We recently created a small tool to analyze Android apps for secret leaks and this was appreciated in the infosec community. This inspired us to create GitLeaks.com , a search engine for exposed secrets on GitHub, Bitbucket, in Android app clients and later the whole web. We launched a beta version of it on Hacker News for initial feedback. The feedback was mixed with few people objecting to the search functionality and our account upgrade functionalities while others saw this as a cool tool. We disabled search for the time being sensing we have been unable to communicate our intention better.
Some of the people on the HN thread suggested we should inform the users that a key was being leaked. There is no way we could inform millions of users without being banned from GitHub due to abuse. If there is someone who could do this the best, it is Github the platform where the secrets are exposed and with an army of engineers it is a matter of couple of days to do this. We are open to work with GitHub if they would like to make secret leaks detection a feature on their platform.
Another point of discussion was we were “exposing people’s secret” which is funny since the data is public and the secrets are searchable via the GitHub interface. We simply optimised the search to focus on secrets and provided a way to check your own GitHub account for leaks. Shodan, the popular search engine for open ports is seen as a great infosec tool even when it can be used for bad purposes with their paid account. Insecam lists realtime stream of thousands of open IP cameras around the world. Someone writing or publicising that a website does not use HTTPS does not make them a criminal. Products like Shodan, Insecam or GitLeaks will eventually make the world more secure.
Now coming to the paid accounts. We have limited queries to 30 per month for free users who are logged-in. Taking a leaf out of Shodan, we will display only the first page and not two pages as earlier if you are not logged in. Maintaining and working on the search infrastructure costs us real money and the paid accounts are simply a way to cover the costs.
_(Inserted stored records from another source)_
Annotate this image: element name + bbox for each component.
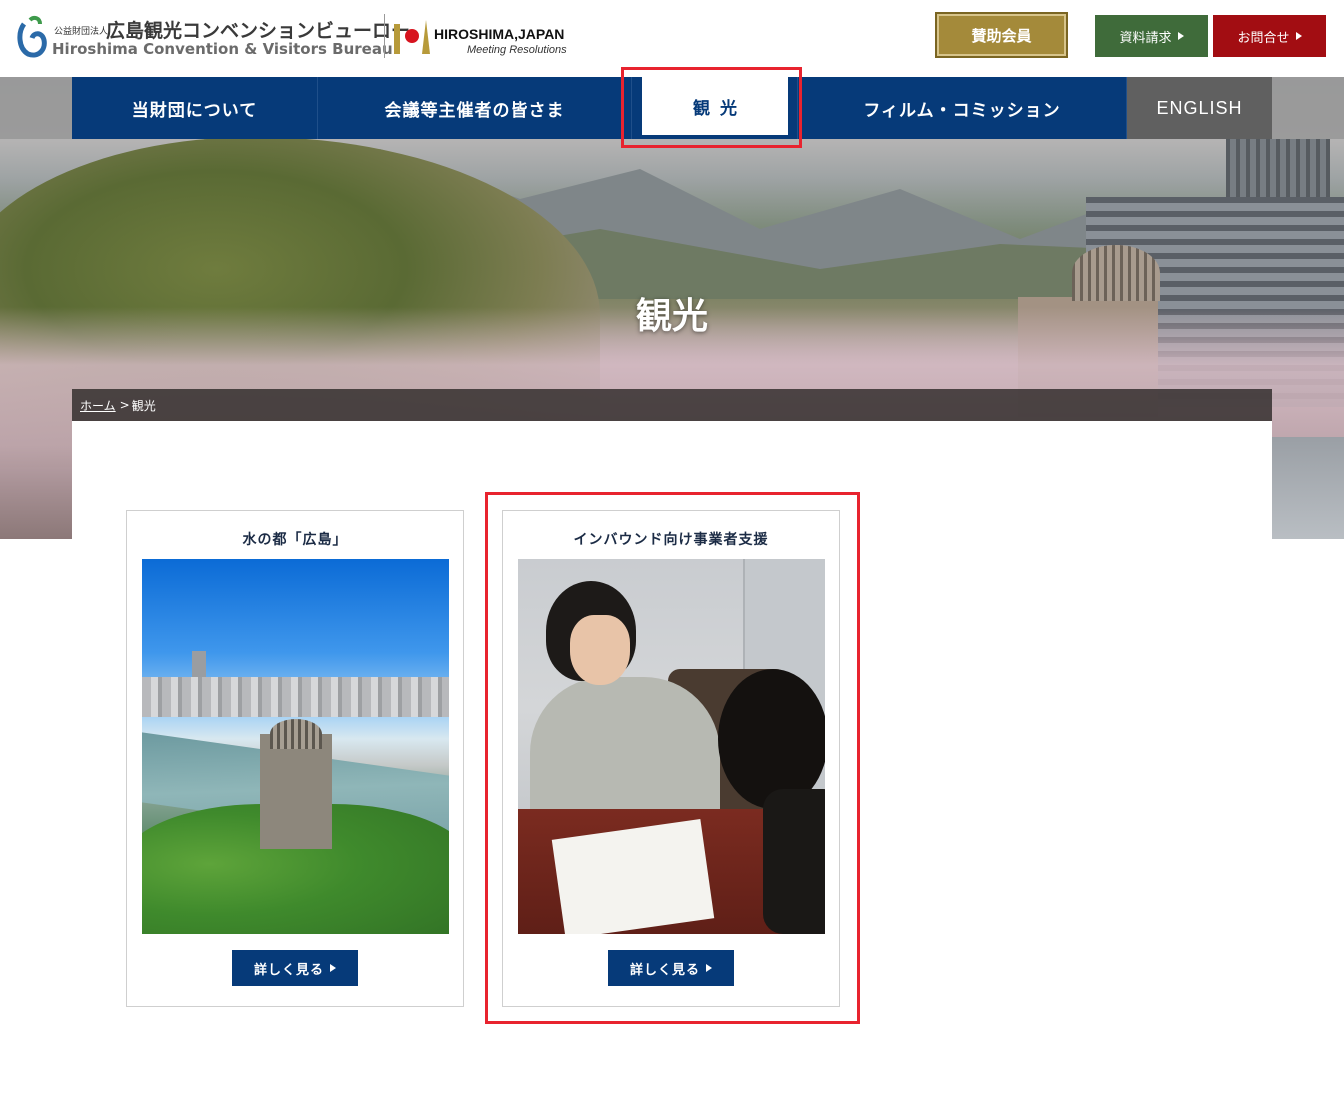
logo-divider bbox=[384, 14, 385, 58]
image-second-person-head bbox=[718, 669, 825, 809]
nav-item-film-commission[interactable]: フィルム・コミッション bbox=[798, 77, 1127, 139]
partner-title: HIROSHIMA,JAPAN bbox=[434, 26, 565, 42]
partner-subtitle: Meeting Resolutions bbox=[467, 44, 567, 56]
nav-item-label: 会議等主催者の皆さま bbox=[384, 100, 565, 121]
nav-item-about[interactable]: 当財団について bbox=[72, 77, 318, 139]
nav-item-label: フィルム・コミッション bbox=[863, 100, 1061, 121]
breadcrumb: ホーム > 観光 bbox=[72, 389, 1272, 421]
details-button[interactable]: 詳しく見る bbox=[608, 950, 734, 986]
org-name-en[interactable]: Hiroshima Convention & Visitors Bureau bbox=[52, 40, 393, 58]
sponsor-member-button[interactable]: 賛助会員 bbox=[935, 12, 1068, 58]
triangle-right-icon bbox=[1295, 32, 1302, 40]
image-skyline bbox=[142, 677, 449, 717]
card-water-city: 水の都「広島」 詳しく見る bbox=[126, 510, 464, 1007]
image-person-face bbox=[570, 615, 630, 685]
details-button-label: 詳しく見る bbox=[629, 962, 700, 978]
image-second-person-body bbox=[763, 789, 825, 934]
breadcrumb-home-link[interactable]: ホーム bbox=[80, 397, 116, 414]
org-type-label: 公益財団法人 bbox=[54, 27, 109, 37]
contact-button[interactable]: お問合せ bbox=[1213, 15, 1326, 57]
triangle-right-icon bbox=[1177, 32, 1184, 40]
main-nav: 当財団について 会議等主催者の皆さま 観光 フィルム・コミッション ENGLIS… bbox=[72, 77, 1272, 139]
hiroshima-japan-logo-icon[interactable] bbox=[392, 16, 432, 56]
image-dome-top bbox=[270, 719, 322, 749]
site-header: 公益財団法人 広島観光コンベンションビューロー Hiroshima Conven… bbox=[0, 0, 1344, 77]
nav-item-label: ENGLISH bbox=[1156, 97, 1243, 118]
page-title: 観光 bbox=[635, 296, 708, 337]
triangle-right-icon bbox=[706, 964, 712, 972]
business-meeting-image[interactable] bbox=[518, 559, 825, 934]
card-title[interactable]: インバウンド向け事業者支援 bbox=[503, 529, 839, 549]
sponsor-member-label: 賛助会員 bbox=[971, 26, 1032, 45]
nav-item-label: 観光 bbox=[693, 98, 747, 119]
breadcrumb-current: 観光 bbox=[131, 398, 156, 413]
nav-item-label: 当財団について bbox=[131, 100, 258, 121]
details-button-label: 詳しく見る bbox=[253, 962, 324, 978]
hero-river bbox=[1272, 437, 1344, 539]
nav-item-active-indicator: 観光 bbox=[642, 77, 788, 139]
request-documents-button[interactable]: 資料請求 bbox=[1095, 15, 1208, 57]
image-dome-body bbox=[260, 734, 332, 849]
details-button[interactable]: 詳しく見る bbox=[232, 950, 358, 986]
contact-label: お問合せ bbox=[1237, 30, 1290, 46]
triangle-right-icon bbox=[330, 964, 336, 972]
image-paper bbox=[551, 819, 715, 934]
nav-item-organizers[interactable]: 会議等主催者の皆さま bbox=[318, 77, 632, 139]
nav-item-english[interactable]: ENGLISH bbox=[1127, 77, 1272, 139]
bureau-logo-icon[interactable] bbox=[16, 14, 48, 58]
card-title[interactable]: 水の都「広島」 bbox=[127, 529, 463, 549]
nav-item-tourism[interactable]: 観光 bbox=[632, 77, 798, 139]
org-name-jp[interactable]: 広島観光コンベンションビューロー bbox=[106, 16, 410, 43]
request-documents-label: 資料請求 bbox=[1119, 30, 1172, 46]
breadcrumb-separator: > bbox=[119, 398, 130, 412]
hiroshima-city-image[interactable] bbox=[142, 559, 449, 934]
card-inbound-support: インバウンド向け事業者支援 詳しく見る bbox=[502, 510, 840, 1007]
If you are feeling generous, please contact us at firstname.lastname@example.org and donate to cover our annual cost and we will stop the paid accounts.
The next point was about abuse by criminals. It would be extremely naive to assume that the bad guys are sitting waiting for products like GitLeaks to come out in order for them to exploit. The best way to go about is always creating awareness and not pushing matters under the rug. We have already limited search results for anonymous accounts to a single page of result and would be denying use from newly created GitHub accounts (accounts created after GitLeaks release) since there is no value for them right now anyway.
Around 10000 people tried to use GitLeaks.com on 17th February. Most of them left disappointed after being greeted with our message of disabled search and pointing to the discussion. We are sorry. GitLeaks is now open and we shall be adding new sources, features and refresh the data over time.